Os antropólogos não têm a menor sombra de dúvida que homens e macacos são primos na linha evolucionária das espécies e têm uma origem comum. O sonho de carreira de todos eles, agora, é descobrir o elo perdido – o ancestral que separou definitivamente a estrada entre humanos e macacos. No decorrer da história, o homem moderno perdeu o pêlo, a robustez do corpo e ganhou inteligência. O macaco ficou para trás. Na semana passada, pesquisadores da Universidade da Califórnia desentalaram do solo africano – a 230 quilômetros a noroeste de Addis Abeba, capital da Etiópia – ossos de mãos, pés, braços, pescoço e maxilares com dentes que teriam pertencido a uma nova subespécie da família humana, a Ardipithecus ramidus kadabba. E garantem: seus representantes são o mais antigo ancestral do homem.

Os fragmentos de esqueleto têm as mesmas medidas das de um chimpanzé moderno. Os dentes maiores, sugerindo uma dieta de fibras como os grãos, estão mais para os humanos e nunca foram encontrados num fóssil de macaco. Além disso, os Ardipithecus tinham os ossos dos pés parecidos com os dos homens primitivos. Quando eles começaram a andar sobre duas pernas, fixavam a sola dos dedos no chão e lançava ao ar os calcanhares.
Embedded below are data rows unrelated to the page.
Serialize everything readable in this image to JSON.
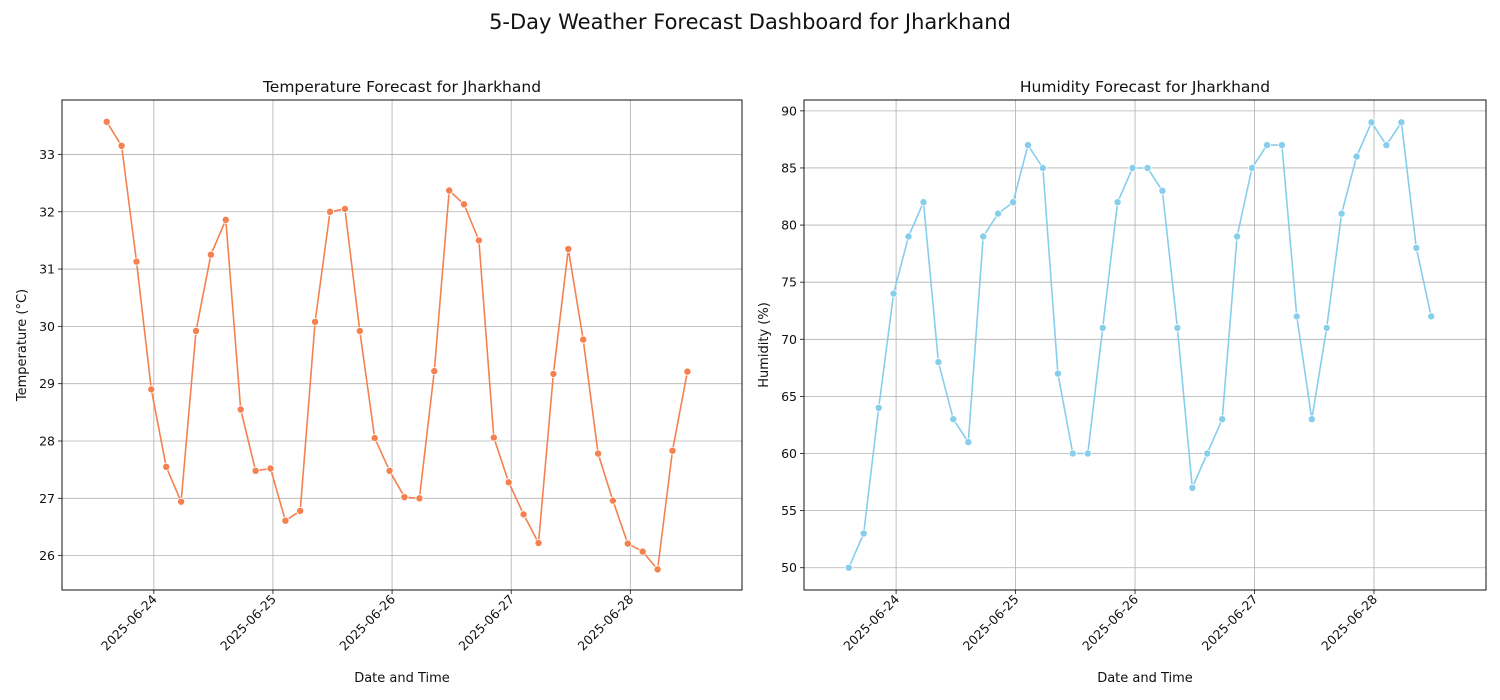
{
  "figure": {
    "title": "5-Day Weather Forecast Dashboard for Jharkhand"
  },
  "chart_data": [
    {
      "type": "line",
      "title": "Temperature Forecast for Jharkhand",
      "xlabel": "Date and Time",
      "ylabel": "Temperature (°C)",
      "x_tick_labels": [
        "2025-06-24",
        "2025-06-25",
        "2025-06-26",
        "2025-06-27",
        "2025-06-28"
      ],
      "y_ticks": [
        26,
        27,
        28,
        29,
        30,
        31,
        32,
        33
      ],
      "ylim": [
        25.4,
        33.95
      ],
      "xlim": [
        "2025-06-23 05:30",
        "2025-06-28 22:30"
      ],
      "grid": true,
      "marker": "circle",
      "color": "#f4814f",
      "series": [
        {
          "x": [
            "2025-06-23 14:30",
            "2025-06-23 17:30",
            "2025-06-23 20:30",
            "2025-06-23 23:30",
            "2025-06-24 02:30",
            "2025-06-24 05:30",
            "2025-06-24 08:30",
            "2025-06-24 11:30",
            "2025-06-24 14:30",
            "2025-06-24 17:30",
            "2025-06-24 20:30",
            "2025-06-24 23:30",
            "2025-06-25 02:30",
            "2025-06-25 05:30",
            "2025-06-25 08:30",
            "2025-06-25 11:30",
            "2025-06-25 14:30",
            "2025-06-25 17:30",
            "2025-06-25 20:30",
            "2025-06-25 23:30",
            "2025-06-26 02:30",
            "2025-06-26 05:30",
            "2025-06-26 08:30",
            "2025-06-26 11:30",
            "2025-06-26 14:30",
            "2025-06-26 17:30",
            "2025-06-26 20:30",
            "2025-06-26 23:30",
            "2025-06-27 02:30",
            "2025-06-27 05:30",
            "2025-06-27 08:30",
            "2025-06-27 11:30",
            "2025-06-27 14:30",
            "2025-06-27 17:30",
            "2025-06-27 20:30",
            "2025-06-27 23:30",
            "2025-06-28 02:30",
            "2025-06-28 05:30",
            "2025-06-28 08:30",
            "2025-06-28 11:30"
          ],
          "values": [
            33.57,
            33.15,
            31.13,
            28.9,
            27.55,
            26.94,
            29.92,
            31.25,
            31.86,
            28.55,
            27.48,
            27.52,
            26.61,
            26.78,
            30.08,
            32.0,
            32.05,
            29.92,
            28.05,
            27.48,
            27.02,
            27.0,
            29.22,
            32.37,
            32.13,
            31.5,
            28.06,
            27.28,
            26.72,
            26.22,
            29.17,
            31.35,
            29.77,
            27.78,
            26.96,
            26.21,
            26.07,
            25.76,
            27.83,
            29.21
          ]
        }
      ]
    },
    {
      "type": "line",
      "title": "Humidity Forecast for Jharkhand",
      "xlabel": "Date and Time",
      "ylabel": "Humidity (%)",
      "x_tick_labels": [
        "2025-06-24",
        "2025-06-25",
        "2025-06-26",
        "2025-06-27",
        "2025-06-28"
      ],
      "y_ticks": [
        50,
        55,
        60,
        65,
        70,
        75,
        80,
        85,
        90
      ],
      "ylim": [
        48.05,
        90.95
      ],
      "xlim": [
        "2025-06-23 05:30",
        "2025-06-28 22:30"
      ],
      "grid": true,
      "marker": "circle",
      "color": "#87ceeb",
      "series": [
        {
          "x": [
            "2025-06-23 14:30",
            "2025-06-23 17:30",
            "2025-06-23 20:30",
            "2025-06-23 23:30",
            "2025-06-24 02:30",
            "2025-06-24 05:30",
            "2025-06-24 08:30",
            "2025-06-24 11:30",
            "2025-06-24 14:30",
            "2025-06-24 17:30",
            "2025-06-24 20:30",
            "2025-06-24 23:30",
            "2025-06-25 02:30",
            "2025-06-25 05:30",
            "2025-06-25 08:30",
            "2025-06-25 11:30",
            "2025-06-25 14:30",
            "2025-06-25 17:30",
            "2025-06-25 20:30",
            "2025-06-25 23:30",
            "2025-06-26 02:30",
            "2025-06-26 05:30",
            "2025-06-26 08:30",
            "2025-06-26 11:30",
            "2025-06-26 14:30",
            "2025-06-26 17:30",
            "2025-06-26 20:30",
            "2025-06-26 23:30",
            "2025-06-27 02:30",
            "2025-06-27 05:30",
            "2025-06-27 08:30",
            "2025-06-27 11:30",
            "2025-06-27 14:30",
            "2025-06-27 17:30",
            "2025-06-27 20:30",
            "2025-06-27 23:30",
            "2025-06-28 02:30",
            "2025-06-28 05:30",
            "2025-06-28 08:30",
            "2025-06-28 11:30"
          ],
          "values": [
            50,
            53,
            64,
            74,
            79,
            82,
            68,
            63,
            61,
            79,
            81,
            82,
            87,
            85,
            67,
            60,
            60,
            71,
            82,
            85,
            85,
            83,
            71,
            57,
            60,
            63,
            79,
            85,
            87,
            87,
            72,
            63,
            71,
            81,
            86,
            89,
            87,
            89,
            78,
            72
          ]
        }
      ]
    }
  ]
}
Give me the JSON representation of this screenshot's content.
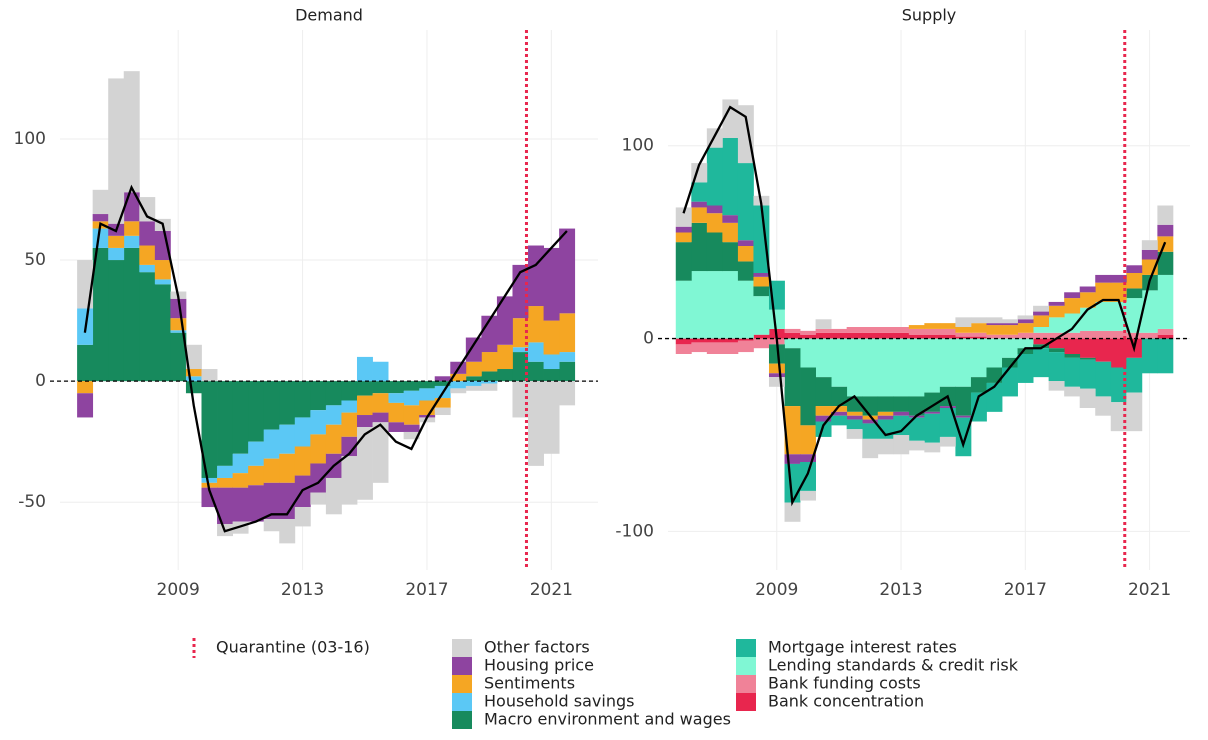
{
  "chart_data": [
    {
      "type": "bar",
      "title": "Demand",
      "x": [
        2006,
        2006.5,
        2007,
        2007.5,
        2008,
        2008.5,
        2009,
        2009.5,
        2010,
        2010.5,
        2011,
        2011.5,
        2012,
        2012.5,
        2013,
        2013.5,
        2014,
        2014.5,
        2015,
        2015.5,
        2016,
        2016.5,
        2017,
        2017.5,
        2018,
        2018.5,
        2019,
        2019.5,
        2020,
        2020.5,
        2021,
        2021.5
      ],
      "series": [
        {
          "name": "Other factors",
          "color": "#d3d3d3",
          "values": [
            20,
            10,
            60,
            50,
            10,
            5,
            3,
            10,
            5,
            -5,
            -5,
            0,
            -5,
            -10,
            -8,
            -5,
            -15,
            -20,
            -30,
            -25,
            0,
            -3,
            -2,
            -3,
            -2,
            -2,
            -3,
            0,
            -15,
            -35,
            -30,
            -10
          ]
        },
        {
          "name": "Housing price",
          "color": "#8e44a0",
          "values": [
            -10,
            3,
            5,
            12,
            10,
            12,
            8,
            0,
            -8,
            -15,
            -14,
            -15,
            -15,
            -15,
            -13,
            -12,
            -10,
            -8,
            -5,
            -4,
            -4,
            -3,
            -1,
            2,
            5,
            10,
            15,
            20,
            22,
            25,
            30,
            35
          ]
        },
        {
          "name": "Sentiments",
          "color": "#f5a623",
          "values": [
            -5,
            3,
            5,
            6,
            8,
            8,
            5,
            3,
            -2,
            -4,
            -6,
            -8,
            -10,
            -12,
            -12,
            -12,
            -12,
            -10,
            -8,
            -8,
            -8,
            -8,
            -6,
            -4,
            3,
            6,
            8,
            10,
            12,
            15,
            14,
            16
          ]
        },
        {
          "name": "Household savings",
          "color": "#5bc8f5",
          "values": [
            15,
            8,
            5,
            5,
            3,
            2,
            1,
            2,
            -2,
            -5,
            -8,
            -10,
            -12,
            -12,
            -12,
            -10,
            -8,
            -5,
            10,
            8,
            -4,
            -6,
            -5,
            -5,
            -3,
            -2,
            -1,
            0,
            2,
            8,
            6,
            4
          ]
        },
        {
          "name": "Macro environment and wages",
          "color": "#178a5d",
          "values": [
            15,
            55,
            50,
            55,
            45,
            40,
            20,
            -5,
            -40,
            -35,
            -30,
            -25,
            -20,
            -18,
            -15,
            -12,
            -10,
            -8,
            -6,
            -5,
            -5,
            -4,
            -3,
            -2,
            0,
            2,
            4,
            5,
            12,
            8,
            5,
            8
          ]
        }
      ],
      "total": {
        "color": "#000000",
        "values": [
          20,
          65,
          62,
          80,
          68,
          65,
          35,
          -10,
          -45,
          -62,
          -60,
          -58,
          -55,
          -55,
          -45,
          -42,
          -35,
          -30,
          -22,
          -18,
          -25,
          -28,
          -15,
          -5,
          5,
          15,
          25,
          35,
          45,
          48,
          55,
          62
        ]
      },
      "xlim": [
        2005.2,
        2022.5
      ],
      "xticks": [
        2009,
        2013,
        2017,
        2021
      ],
      "ylim": [
        -78,
        145
      ],
      "yticks": [
        -50,
        0,
        50,
        100
      ],
      "hline": 0,
      "vline": {
        "x": 2020.2,
        "color": "#e8264e",
        "label": "Quarantine (03-16)"
      },
      "grid": true
    },
    {
      "type": "bar",
      "title": "Supply",
      "x": [
        2006,
        2006.5,
        2007,
        2007.5,
        2008,
        2008.5,
        2009,
        2009.5,
        2010,
        2010.5,
        2011,
        2011.5,
        2012,
        2012.5,
        2013,
        2013.5,
        2014,
        2014.5,
        2015,
        2015.5,
        2016,
        2016.5,
        2017,
        2017.5,
        2018,
        2018.5,
        2019,
        2019.5,
        2020,
        2020.5,
        2021,
        2021.5
      ],
      "series": [
        {
          "name": "Other factors",
          "color": "#d3d3d3",
          "values": [
            10,
            10,
            10,
            20,
            30,
            5,
            -5,
            -10,
            -5,
            5,
            0,
            -5,
            -10,
            -8,
            -10,
            -5,
            -5,
            -5,
            5,
            3,
            3,
            2,
            2,
            3,
            -5,
            -5,
            -10,
            -10,
            -15,
            -20,
            5,
            10
          ]
        },
        {
          "name": "Mortgage interest rates",
          "color": "#1fb89c",
          "values": [
            0,
            10,
            30,
            40,
            40,
            35,
            15,
            -20,
            -15,
            -8,
            -5,
            -5,
            -8,
            -10,
            -10,
            -12,
            -15,
            -15,
            -20,
            -15,
            -15,
            -15,
            -15,
            -15,
            -15,
            -15,
            -15,
            -18,
            -18,
            -18,
            -18,
            -18
          ]
        },
        {
          "name": "Housing price",
          "color": "#8e44a0",
          "values": [
            3,
            3,
            4,
            4,
            3,
            2,
            -2,
            -5,
            -4,
            -3,
            -2,
            -2,
            -2,
            -2,
            -2,
            -1,
            -1,
            -1,
            -1,
            0,
            1,
            1,
            2,
            2,
            2,
            3,
            3,
            4,
            4,
            4,
            5,
            6
          ]
        },
        {
          "name": "Sentiments",
          "color": "#f5a623",
          "values": [
            5,
            8,
            10,
            10,
            8,
            5,
            -5,
            -25,
            -15,
            -5,
            -3,
            -2,
            -2,
            -2,
            0,
            2,
            3,
            3,
            3,
            5,
            5,
            5,
            5,
            6,
            6,
            8,
            8,
            10,
            10,
            8,
            8,
            8
          ]
        },
        {
          "name": "Macro environment and wages",
          "color": "#178a5d",
          "values": [
            20,
            25,
            20,
            15,
            10,
            5,
            -10,
            -30,
            -30,
            -15,
            -10,
            -8,
            -10,
            -8,
            -8,
            -10,
            -10,
            -10,
            -15,
            -8,
            -8,
            -5,
            -3,
            -2,
            -2,
            -2,
            -1,
            0,
            0,
            5,
            8,
            12
          ]
        },
        {
          "name": "Lending standards & credit risk",
          "color": "#80f7d4",
          "values": [
            30,
            35,
            35,
            35,
            30,
            20,
            10,
            -5,
            -15,
            -20,
            -25,
            -30,
            -30,
            -30,
            -30,
            -30,
            -28,
            -25,
            -25,
            -20,
            -15,
            -10,
            -5,
            3,
            8,
            10,
            12,
            15,
            15,
            18,
            22,
            28
          ]
        },
        {
          "name": "Bank funding costs",
          "color": "#f08298",
          "values": [
            -5,
            -5,
            -6,
            -6,
            -6,
            -5,
            -3,
            2,
            2,
            2,
            2,
            3,
            3,
            3,
            3,
            3,
            3,
            3,
            2,
            2,
            2,
            2,
            3,
            3,
            3,
            3,
            4,
            4,
            4,
            3,
            3,
            3
          ]
        },
        {
          "name": "Bank concentration",
          "color": "#e8264e",
          "values": [
            -3,
            -2,
            -2,
            -2,
            -1,
            2,
            5,
            3,
            2,
            3,
            3,
            3,
            3,
            3,
            3,
            2,
            2,
            2,
            1,
            1,
            0,
            0,
            0,
            -3,
            -5,
            -8,
            -10,
            -12,
            -15,
            -10,
            0,
            2
          ]
        }
      ],
      "total": {
        "color": "#000000",
        "values": [
          65,
          90,
          105,
          120,
          115,
          70,
          0,
          -85,
          -70,
          -45,
          -35,
          -30,
          -40,
          -50,
          -48,
          -40,
          -35,
          -30,
          -55,
          -30,
          -25,
          -15,
          -5,
          -5,
          0,
          5,
          15,
          20,
          20,
          -5,
          30,
          50
        ]
      },
      "xlim": [
        2005.5,
        2022.3
      ],
      "xticks": [
        2009,
        2013,
        2017,
        2021
      ],
      "ylim": [
        -120,
        160
      ],
      "yticks": [
        -100,
        0,
        100
      ],
      "hline": 0,
      "vline": {
        "x": 2020.2,
        "color": "#e8264e"
      },
      "grid": true
    }
  ]
}
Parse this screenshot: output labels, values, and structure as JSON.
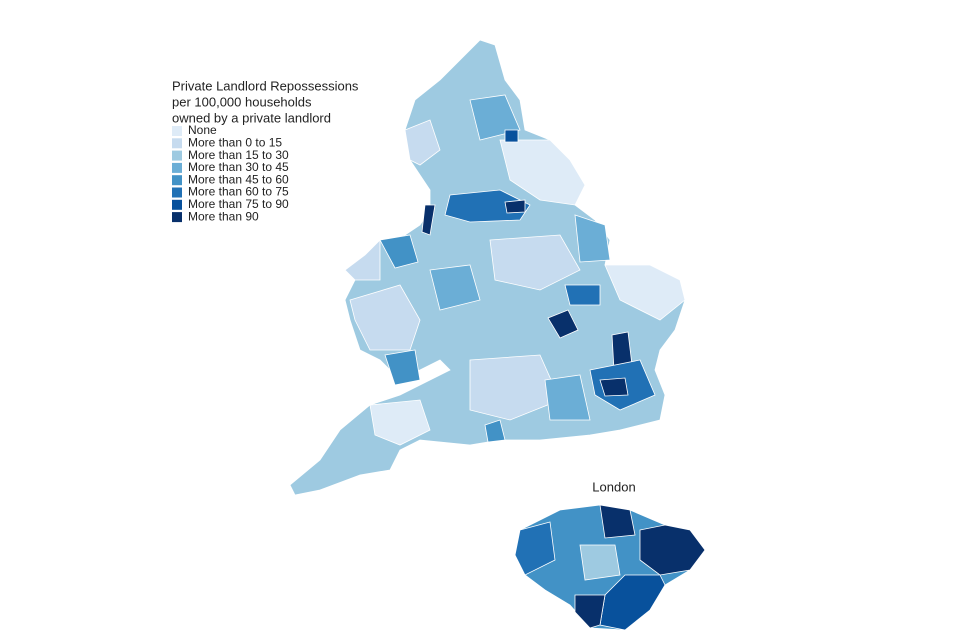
{
  "legend": {
    "title_lines": [
      "Private Landlord Repossessions",
      "per 100,000 households",
      "owned by a private landlord"
    ],
    "items": [
      {
        "label": "None",
        "color": "#deebf7"
      },
      {
        "label": "More than 0 to 15",
        "color": "#c6dbef"
      },
      {
        "label": "More than 15 to 30",
        "color": "#9ecae1"
      },
      {
        "label": "More than 30 to 45",
        "color": "#6baed6"
      },
      {
        "label": "More than 45 to 60",
        "color": "#4292c6"
      },
      {
        "label": "More than 60 to 75",
        "color": "#2171b5"
      },
      {
        "label": "More than 75 to 90",
        "color": "#08519c"
      },
      {
        "label": "More than 90",
        "color": "#08306b"
      }
    ]
  },
  "inset": {
    "label": "London"
  }
}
Os fósseis etíopes são de primatas bípedes que teriam vivido entre 5,2 e 5,8 milhões de anos atrás, no período mioceno, num ambiente hostil, de intensa erupção vulcânica e lagos repletos de lavas. Pode-se dizer que os Ardipithecus – anunciados na revista inglesa Nature, na semana passada – eram sobreviventes. “Além de reforçar a teoria do evolucionista Charles Darwin de que o homem surgiu na África, os fósseis indicam que a separação entre chimpanzés e humanos já estava bem delineada naquele período”, explicou o paleontólogo Yohannes Haile-Selassie (nenhum parentesco com o ex-imperador etíope). Até então, supunha-se que essa separação teria ocorrido há cinco milhões de anos.

Elo perdido – Mas ainda não foi dessa vez que se chegou ao elo perdido. Mesmo assim, quando se trata de discutir a origem humana, há sempre polêmica. Os Ardipithecus – encontrados a 75 quilômetros da região onde, em 1974, foi desenterrada Lucy, a famosa tataravó da humanidade – terão que competir com outro candidato a ancestral mais antigo do homem. No início do ano, cientistas franceses apresentaram ao mundo o Orrorin tugenensis, ou Homem do Milênio. Bípede, ele teria vivido há seis milhões de anos e seria a prova de que o homem andava sobre duas pernas dois milhões de anos antes do que se pensava.

Mas será o homem moderno, nascido há 35 mil anos, um descendente direto dessas duas criaturas, que não foram reconstituídas por não terem o esqueleto da cabeça nem os ossos intactos? A linha única de descendência que vai do macaco ao homem há muito tempo deixou de ser uma certeza. Dois anos atrás, um exame de DNA constatou que o homem de Neanderthal (de cerca de 130 mil anos) não tinha nenhum parentesco com nossa espécie. Ainda assim, tanto ele quanto o Orrorin e o Ardipithecus são considerados hominídeos – a família de primatas que inclui o homem em sua cadeia evolutiva. A descoberta de vários hominídeos nas últimas décadas tem ajudado a diminuir o intervalo que separa o homem moderno dos macacos. Só que, para complicar, nem todo hominídeo é homem, embora todos estejam na linha de transição entre o chimpanzé e o ser humano. Alguns tipos tinham dentes tão estrambólicos e cérebro tão pequeno que não poderiam ser classificados de humanos.

Na briga para fazer valer o seu Ardipithecus ramidus kadabba, Haile-Selassie questiona o concorrente: “Orrorin pode ser o mais primitivo ancestral, chimpanzé, hominídeo ou um macaco que se extingiu. Só mais fósseis poderão esclarecer.” Os cientistas admitem que quanto mais se investiga a origem do homem, mais sua árvore genealógica ganha contornos de arbusto emaranhado. E excita os pesquisadores. “O estudo da evolução humana é comparável a uma fotografia em processo contínuo de revelação. Cada descoberta acentua a cor da imagem”, afirma o paleontólogo Castor Cartelli, da Universidade Federal de Minas Gerais. A fotografia pronta, por enquanto, ainda é um exercício de imaginação.